Als EU-Kommissarin Vivian Reding den Aktionsplan vorstellte, betonte sie, dass der Plan die Datenschutz-Standards in der Union verbessern, Bürokratie abbauen und Rechtsunsicherheiten für Unternehmen wie Bürger beseitigen werde. Alles in allem: für die EU-Bürger werde alles super. Super sicher. Und zugleich blieben sie super frei. Es wäre übertrieben von Reding zu erwarten, alle 170 Vorhaben des Programms zur gemeinsamen Innen- und Sicherheitspolitik bei einer Pressekonferenz aufzuzählen - inklusive der politisch heiklen womöglich.

Ohne nennenswerten Widerhall in der deutschen Presse (Ausnahmen hier und hier) weist die Bürgerrechtsorganisation Statewatch jedoch darauf hin, dass sich auf Seite 31 des Plans die Forderung findet, die Europäische Kommission möge bis zum Jahr 2012 beraten, wie der Datenaustausch über "violent travelling offenders" zwischen den Mitgliedsstaaten und mit der Polizeibehörde Europol verbessert werden könne. Laut Statewatch führen bisher lediglich Deutschland und Dänemark eine Liste über so genannte "International agierende gewaltbereite Störer" (IgaSt).
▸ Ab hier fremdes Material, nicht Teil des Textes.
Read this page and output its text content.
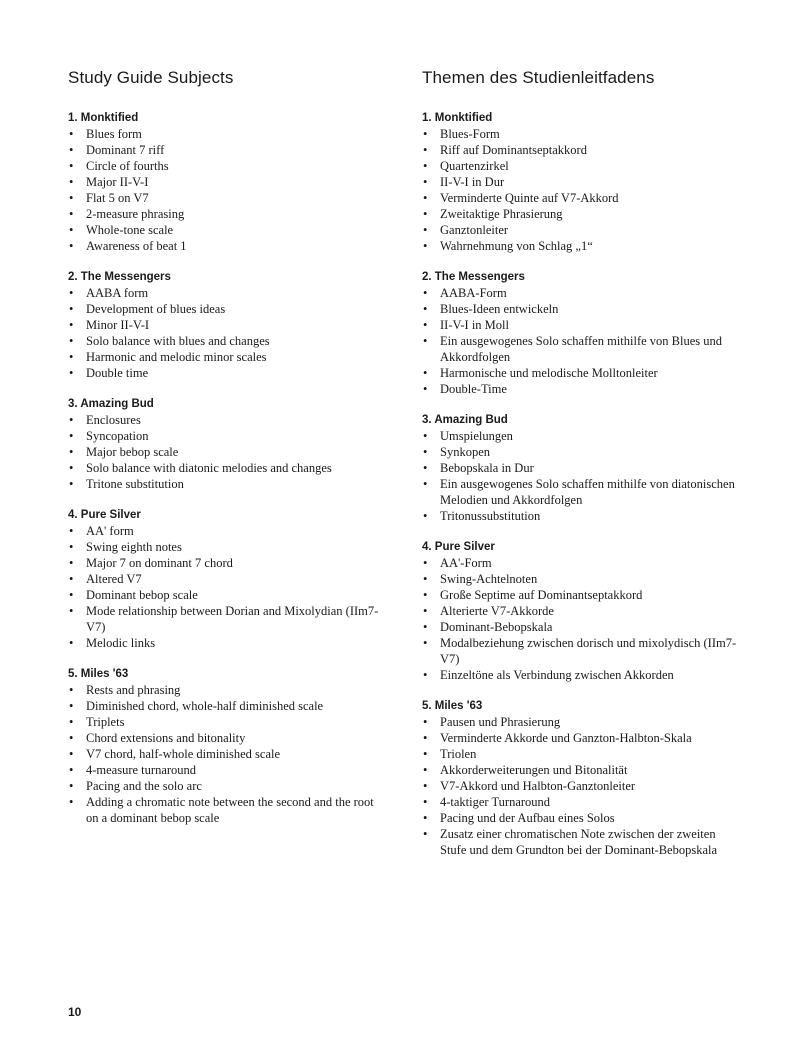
Study Guide Subjects
1. Monktified
• Blues form
• Dominant 7 riff
• Circle of fourths
• Major II-V-I
• Flat 5 on V7
• 2-measure phrasing
• Whole-tone scale
• Awareness of beat 1
2. The Messengers
• AABA form
• Development of blues ideas
• Minor II-V-I
• Solo balance with blues and changes
• Harmonic and melodic minor scales
• Double time
3. Amazing Bud
• Enclosures
• Syncopation
• Major bebop scale
• Solo balance with diatonic melodies and changes
• Tritone substitution
4. Pure Silver
• AA' form
• Swing eighth notes
• Major 7 on dominant 7 chord
• Altered V7
• Dominant bebop scale
• Mode relationship between Dorian and Mixolydian (IIm7-V7)
• Melodic links
5. Miles '63
• Rests and phrasing
• Diminished chord, whole-half diminished scale
• Triplets
• Chord extensions and bitonality
• V7 chord, half-whole diminished scale
• 4-measure turnaround
• Pacing and the solo arc
• Adding a chromatic note between the second and the root on a dominant bebop scale
Themen des Studienleitfadens
1. Monktified
• Blues-Form
• Riff auf Dominantseptakkord
• Quartenzirkel
• II-V-I in Dur
• Verminderte Quinte auf V7-Akkord
• Zweitaktige Phrasierung
• Ganztonleiter
• Wahrnehmung von Schlag „1“
2. The Messengers
• AABA-Form
• Blues-Ideen entwickeln
• II-V-I in Moll
• Ein ausgewogenes Solo schaffen mithilfe von Blues und Akkordfolgen
• Harmonische und melodische Molltonleiter
• Double-Time
3. Amazing Bud
• Umspielungen
• Synkopen
• Bebopskala in Dur
• Ein ausgewogenes Solo schaffen mithilfe von diatonischen Melodien und Akkordfolgen
• Tritonussubstitution
4. Pure Silver
• AA'-Form
• Swing-Achtelnoten
• Große Septime auf Dominantseptakkord
• Alterierte V7-Akkorde
• Dominant-Bebopskala
• Modalbeziehung zwischen dorisch und mixolydisch (IIm7-V7)
• Einzeltöne als Verbindung zwischen Akkorden
5. Miles '63
• Pausen und Phrasierung
• Verminderte Akkorde und Ganzton-Halbton-Skala
• Triolen
• Akkorderweiterungen und Bitonalität
• V7-Akkord und Halbton-Ganztonleiter
• 4-taktiger Turnaround
• Pacing und der Aufbau eines Solos
• Zusatz einer chromatischen Note zwischen der zweiten Stufe und dem Grundton bei der Dominant-Bebopskala
10
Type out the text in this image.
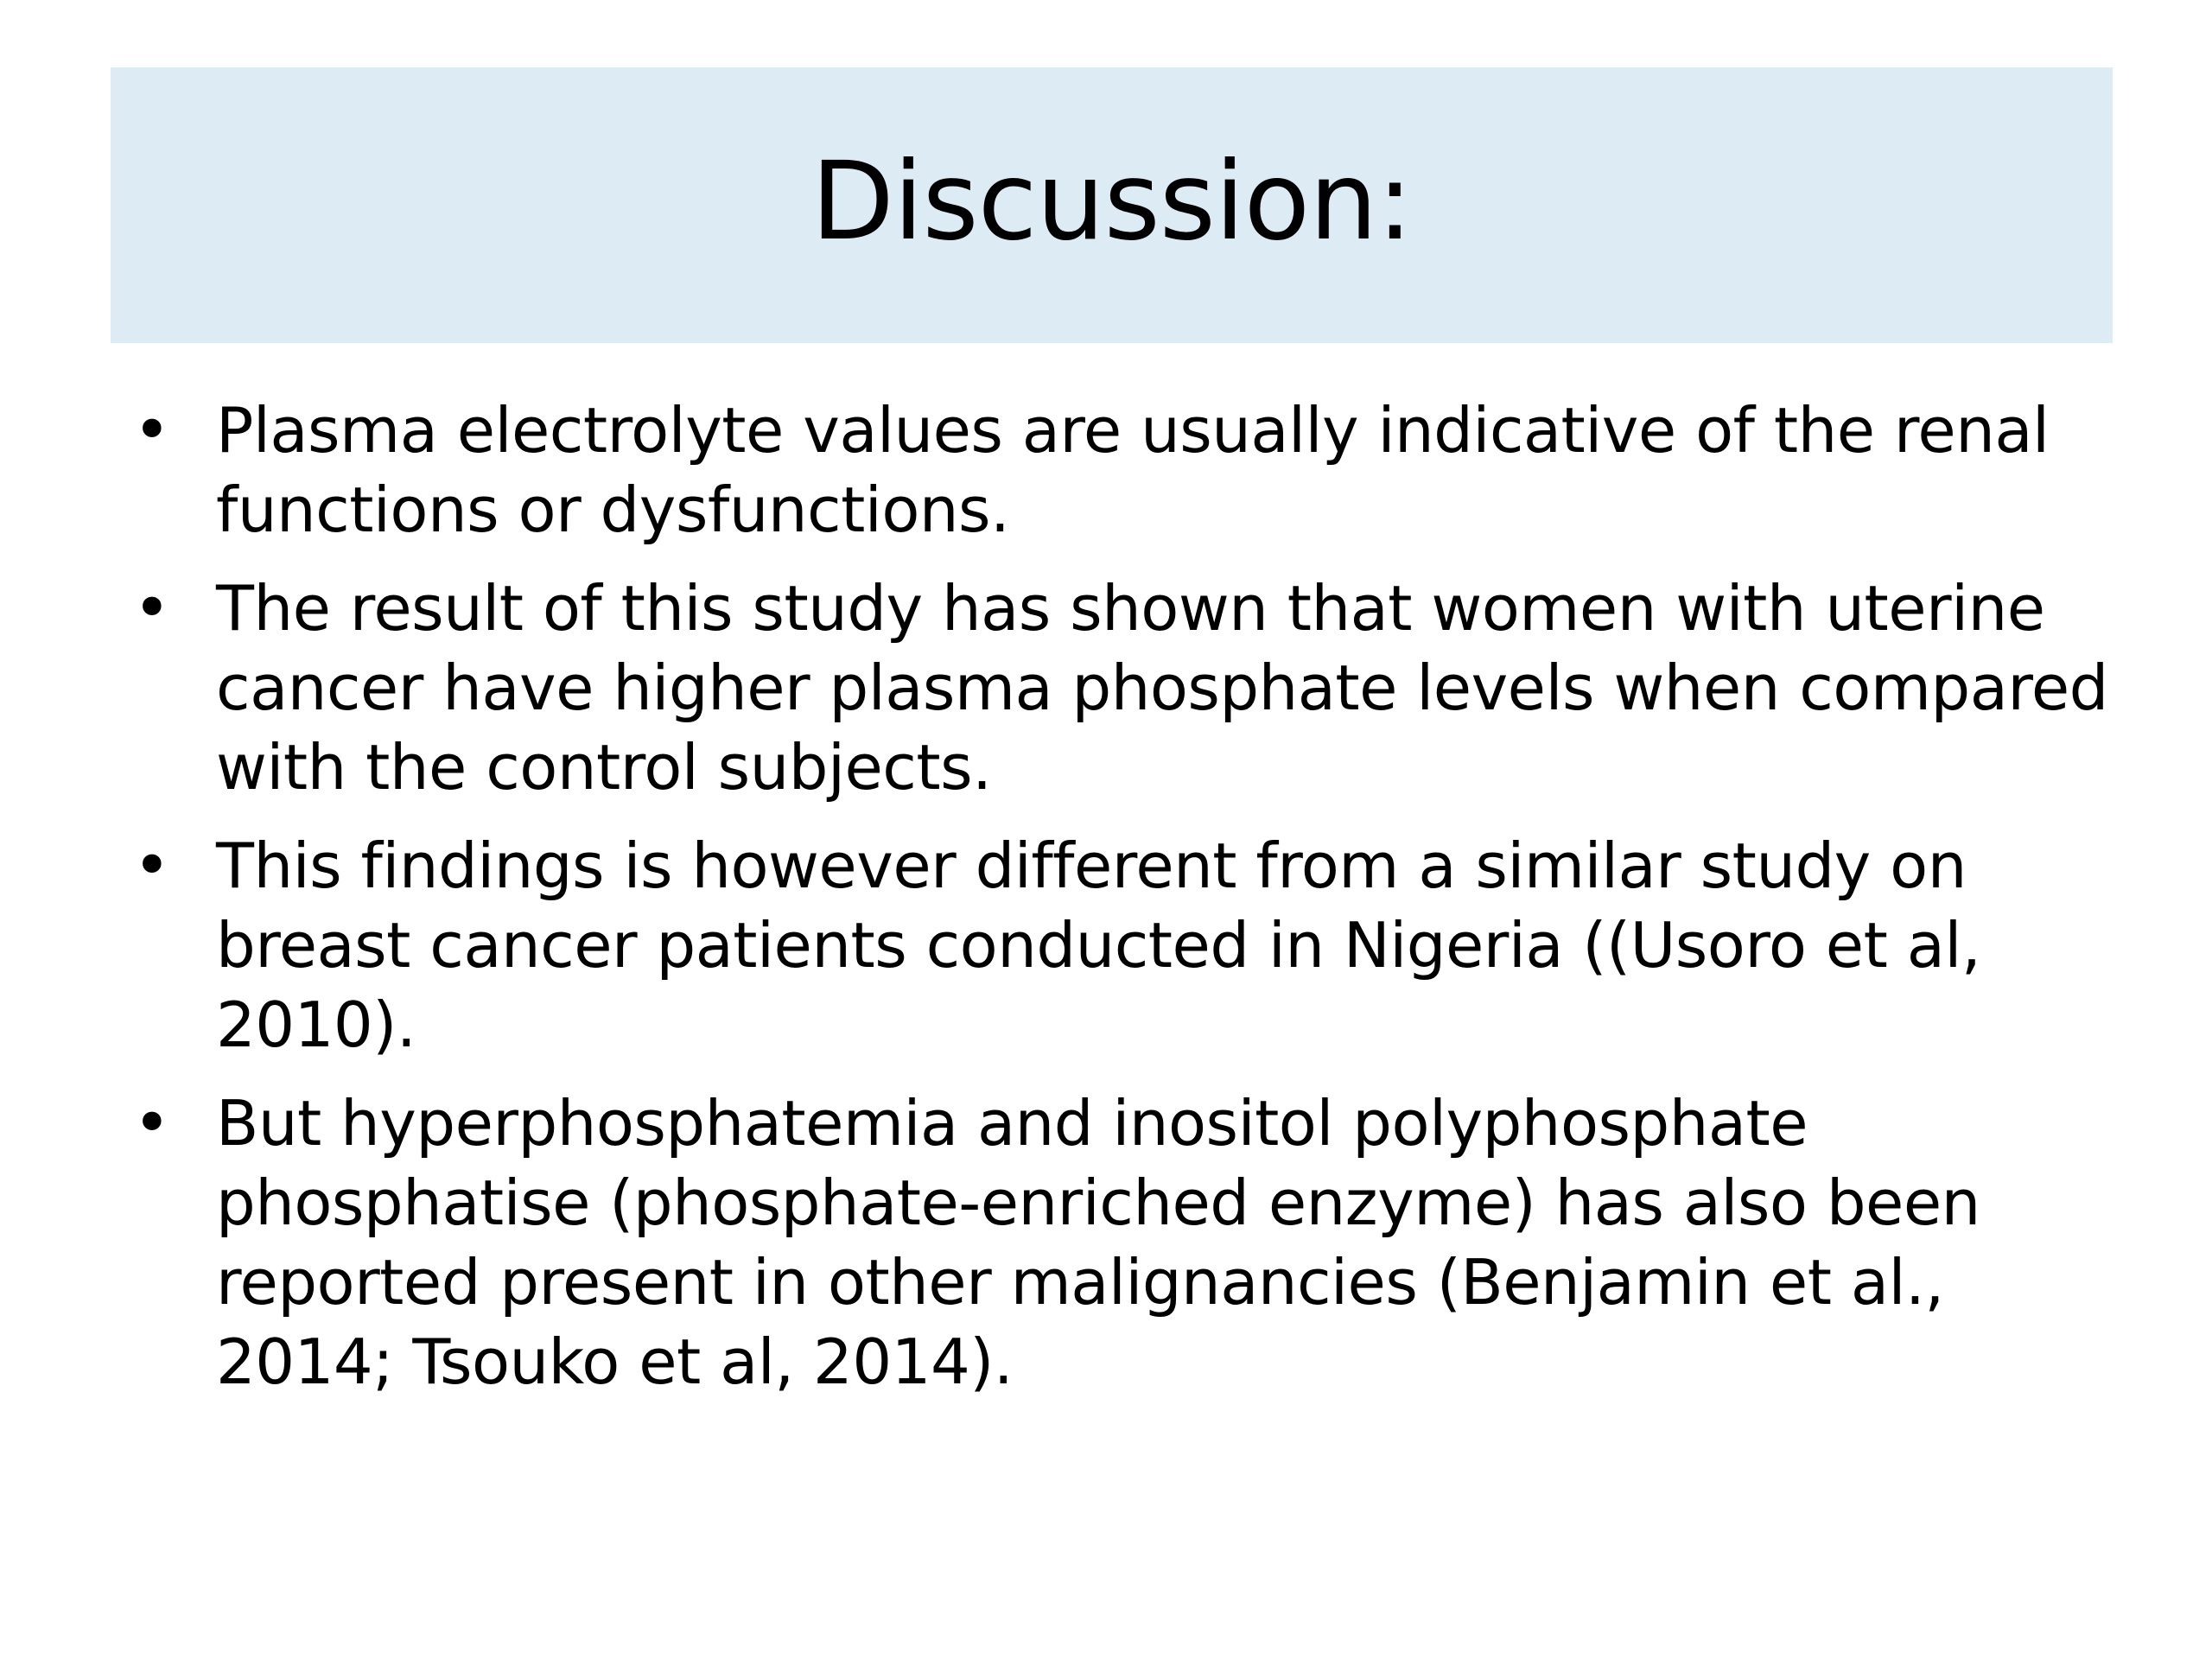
Discussion:
• Plasma electrolyte values are usually indicative of the renal functions or dysfunctions.
• The result of this study has shown that women with uterine cancer have higher plasma phosphate levels when compared with the control subjects.
• This findings is however different from a similar study on breast cancer patients conducted in Nigeria ((Usoro et al, 2010).
• But hyperphosphatemia and inositol polyphosphate phosphatise (phosphate-enriched enzyme) has also been reported present in other malignancies (Benjamin et al., 2014; Tsouko et al, 2014).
Schon 2009 habe eine deutsche Delegation vorgeschlagen, dass EU-Recht so zu ändern, dass Mitgliedstaaten selbst dann Verdächtige in eine EU-Datenbank eintragen dürften, wenn die nationalen Gesetze keine solche Datei vorsähen.

Sollte sich Deutschland durchsetzen und eine Datei nach Vorbild der IgaSt auf EU-Ebene einführen, könnte sich auch viele Globalisierungskritiker schnell in der neuen Datei wiederfinden. Zumindest, wenn auch die deutschen Kriterien für eine Aufnahme in die Datei übernommen werden. Nach Auskunft der Bundesregierung werden in der IgaSt-Datei nämlich nicht nur verurteilte Straftäter vermerkt, sondern schon Personen, die ihren Personalausweis bei einer Demonstration zeigen mussten, auf der es zu Ausschreitungen gekommen ist. Einmal in der Datei gespeichert, kann dem Betroffenen bei Großereignissen wie etwa einem Regierungsgipfel kurzfristig die Einreise selbst in Schengen-Staaten verweigert werden.

Bisher scheint es noch eine Front von Gegnern einer solchen Datei innerhalb der EU-Staaten zu geben - etwa Belgien, Litauen, Schweden und die Slowakei. Dennoch sollte sich niemand allein auf die Präferenzen einzelner Regierungen verlassen, zumal auf die von kleinen Staaten. Wollen die Bürgerrechtler Europas effektiv wirken, werden sie nicht umhin kommen, sich auch auf europäischer Ebene öffentlich sichtbar zu machen.